Gay historian David Starkey issues grovelling apology while blaming his ‘indefensible’ race rant on ‘awful clumsiness’
David Starkey issued an apology Monday (July 6) after fielding intense accusations of racism for suggesting that slavery was not genocide because there are “so many damn Blacks” in Britain and Africa.
The author of several books about Henry VIII and his wives, and a frequent guest on British television and radio programmes, the historian has hastily gained a reputation over the years for his barbed remarks on race.
But it all reached a flashpoint last week when, in the throes of Black Lives Matter, he discussed with Darren Grimes whether the movement has veiled “aims to delegitimate British history”.
In the ensuing criticism – being dropped by his publisher, stripped of his Cambridge title and having a visiting professor role terminated – the 75-year-old said his comments were a “bad mistake” he had paid a “heavy price for one offensive word”, Sky News reported.
He said his “principal regret” was his “blundering use of language […] will further restrict the opportunities for proper debate”.
Gay historian apologises for ‘clumsy’ racist wording.
On his phrasing, which critics flagged was heavily imbued with racism, he said: “It was intended to emphasise, in hindsight with awful clumsiness, the numbers who survived the horrors of the slave trade.

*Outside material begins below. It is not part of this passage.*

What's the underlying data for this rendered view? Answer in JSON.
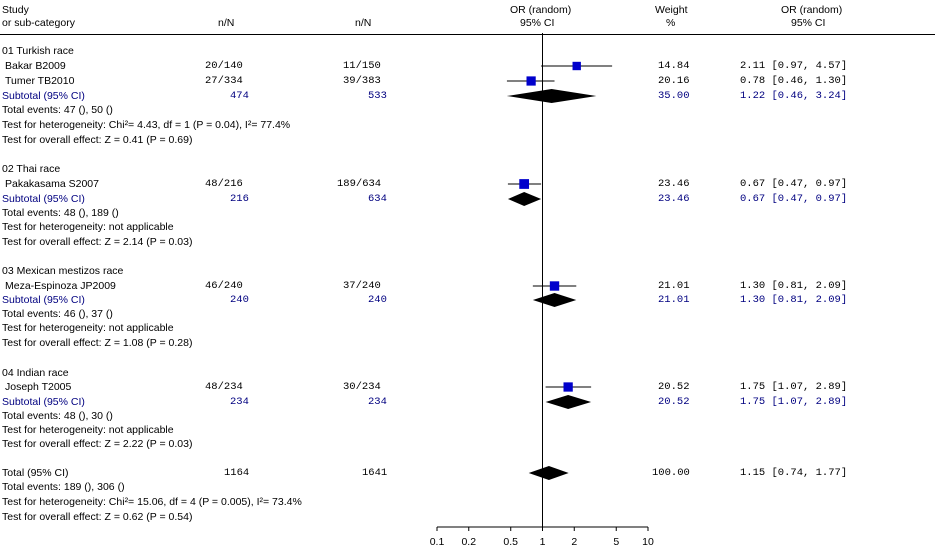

“Instead, it came across as a term of racial abuse.
“This, in the present atmosphere, where passions are high and feelings raw, was deplorably inflammatory. It was a bad mistake.

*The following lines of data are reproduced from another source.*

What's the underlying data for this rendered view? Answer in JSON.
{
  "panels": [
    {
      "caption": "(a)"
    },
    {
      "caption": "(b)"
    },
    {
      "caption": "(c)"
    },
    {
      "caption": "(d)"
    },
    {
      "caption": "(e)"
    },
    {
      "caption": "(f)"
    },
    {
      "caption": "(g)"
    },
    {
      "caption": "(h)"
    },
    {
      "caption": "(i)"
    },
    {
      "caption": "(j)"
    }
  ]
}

“I am very sorry for it and I apologise unreservedly for the offence it caused.
“I have also paid a heavy price for one offensive word with the loss of every distinction and honour acquired in a long career.”

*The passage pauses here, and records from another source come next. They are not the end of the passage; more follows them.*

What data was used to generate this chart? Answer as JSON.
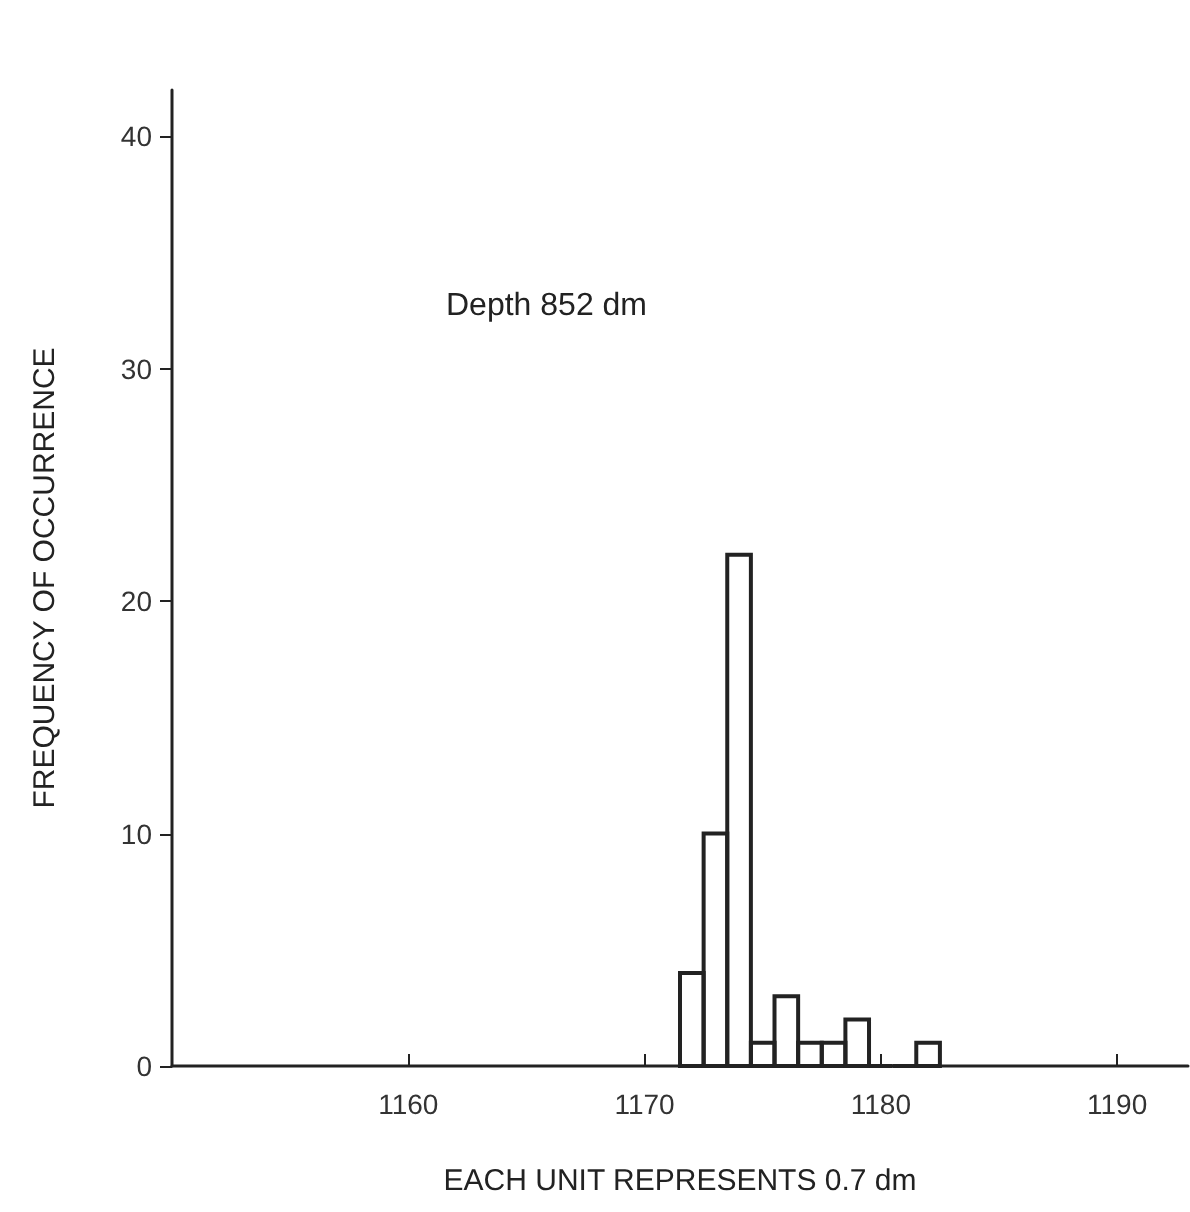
{
  "chart_data": {
    "type": "histogram",
    "title": "Depth 852 dm",
    "xlabel": "EACH UNIT REPRESENTS 0.7 dm",
    "ylabel": "FREQUENCY OF OCCURRENCE",
    "bins": [
      1171.5,
      1172.5,
      1173.5,
      1174.5,
      1175.5,
      1176.5,
      1177.5,
      1178.5,
      1179.5,
      1180.5,
      1181.5,
      1182.5
    ],
    "values": [
      4,
      10,
      22,
      1,
      3,
      1,
      1,
      2,
      0,
      0,
      1
    ],
    "color": "#222222",
    "xlim": [
      1150,
      1193
    ],
    "xticks": [
      1160,
      1170,
      1180,
      1190
    ],
    "ylim": [
      0,
      42
    ],
    "yticks": [
      0,
      10,
      20,
      30,
      40
    ],
    "grid": false
  }
}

He then sought to extinguish accusations that he is racist by adding that it was a “misunderstanding of my words in no way reflects my views or practice on race”.
Starkey then stressed: “Central also to British history is a tradition of free speech.
“If that tradition is suppressed on questions of race, resentments will fester rather than disappear.
“My principal regret is that my blundering use of language and the penalty it has incurred will further restrict the opportunities for proper debate.
“For it is only open debate that will heal the divisions in our society that the Black Lives Matter movement has both exposed and expressed.”
What did David Starkey say?
During the discussion, Starkey told Grimes: “Slavery was not genocide. Otherwise, there wouldn’t be so many damn blacks in Africa or in Britain, would there? An awful lot of them survived.”
The United Nations estimates that around 17 million Black people died during the transatlantic slave trade, but the death toll varies among historical circles, with some suggesting the figure could be between 30 to 70 million.
Starkey said that slavery was “fruitful” even with the “downsides”, and added: “As for the idea, as I said, that slavery is this terrible disease that dare not speak its name […] I only dare not speak its name, Darren, because we settled it 2,000 years ago.”
He has a long, well-documented history of horrific comments on race, same-sex parents and rape.
In 2011, the University of Cambridge was forced to remove a promotional video featuring David Starkey when he claimed after the London riots that “the whites have become Black [by adopting] a particular sort of violent destructive, nihilistic gangster culture”. He has also claimed that statistics show a Black “propensity” to violence.
In 2014, speaking on Question Time, he said that violence was required for rape, not just the absence of consent, and added: “I have seen 13, 14, 15, 16-year-old boys and girls that were highly mature sexually that were profoundly manipulative and knew exactly what they wanted.”
Pressed on whether he thought a 14-year-old could groom a 44-year-old teacher, he said “yes is the answer”, before adding: “Can we replace the word groomed by seduced?”
He has also previously said that minority groups and disabled people should stop acting like “victims”, claimed the legalisation of gay sex has “largely destroyed homosexual creativity”, compared the SNP to Nazis and described gay parenting as “ludicrous”.